Queen's Green Canopy Project (QGC)

A unique tree planting initiative created to mark Her Majesty's Platinum Jubilee in 2022 which invites people from across the United Kingdom to "Plant a Tree for the Jubilee". Find out more about the Queen's Green Canopy Project



Replanting of forests on lands that have previously contained forests but that have been converted to some other use.

Renewable energy

Energy created from sources that can be replenished in a short period of time. The five renewable sources used most often are: biomass (such as wood and biogas), the movement of water, geothermal (heat from within the earth), wind, and solar.


Zero Carbon Cumbria Partnership (ZCCP)

The Partnership is working towards the shared aim of making Cumbria the first carbon neutral county in the UK, by 2037. It's an ambitious and inspiring challenge that will touch on many aspects of life in Cumbria to bring down the county's greenhouse gas emissions to net zero.

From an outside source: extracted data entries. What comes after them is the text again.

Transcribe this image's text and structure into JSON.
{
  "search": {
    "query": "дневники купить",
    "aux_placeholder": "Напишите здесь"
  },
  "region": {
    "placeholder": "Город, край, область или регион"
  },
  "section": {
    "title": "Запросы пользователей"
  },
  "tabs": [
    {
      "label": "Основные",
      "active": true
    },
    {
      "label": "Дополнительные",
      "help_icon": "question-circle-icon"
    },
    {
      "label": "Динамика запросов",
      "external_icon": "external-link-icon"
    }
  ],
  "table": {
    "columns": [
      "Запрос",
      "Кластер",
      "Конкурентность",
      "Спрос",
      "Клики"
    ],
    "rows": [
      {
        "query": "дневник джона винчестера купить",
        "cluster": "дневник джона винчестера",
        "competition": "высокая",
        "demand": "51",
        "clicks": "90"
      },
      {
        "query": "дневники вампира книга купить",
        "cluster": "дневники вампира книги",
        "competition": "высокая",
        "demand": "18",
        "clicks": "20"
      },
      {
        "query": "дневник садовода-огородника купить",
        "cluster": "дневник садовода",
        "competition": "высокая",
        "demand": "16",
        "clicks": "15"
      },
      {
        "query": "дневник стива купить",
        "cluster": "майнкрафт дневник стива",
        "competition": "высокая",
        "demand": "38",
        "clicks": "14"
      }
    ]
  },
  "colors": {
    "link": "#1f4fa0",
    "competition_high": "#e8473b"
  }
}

The Partnership, jointly chaired by Cumbria County Council and Cumbria Action for Sustainability (CAfS), brings together nearly 80 organisations spanning the public, private and third sectors, with the aim of cutting greenhouse gas emissions - the root cause of the climate emergency. Members include community groups, local authorities (district and county councils), the NHS, police, national parks, businesses and the farming community, among others. 

Zero Carbon

No carbon emissions are produced by a product or service.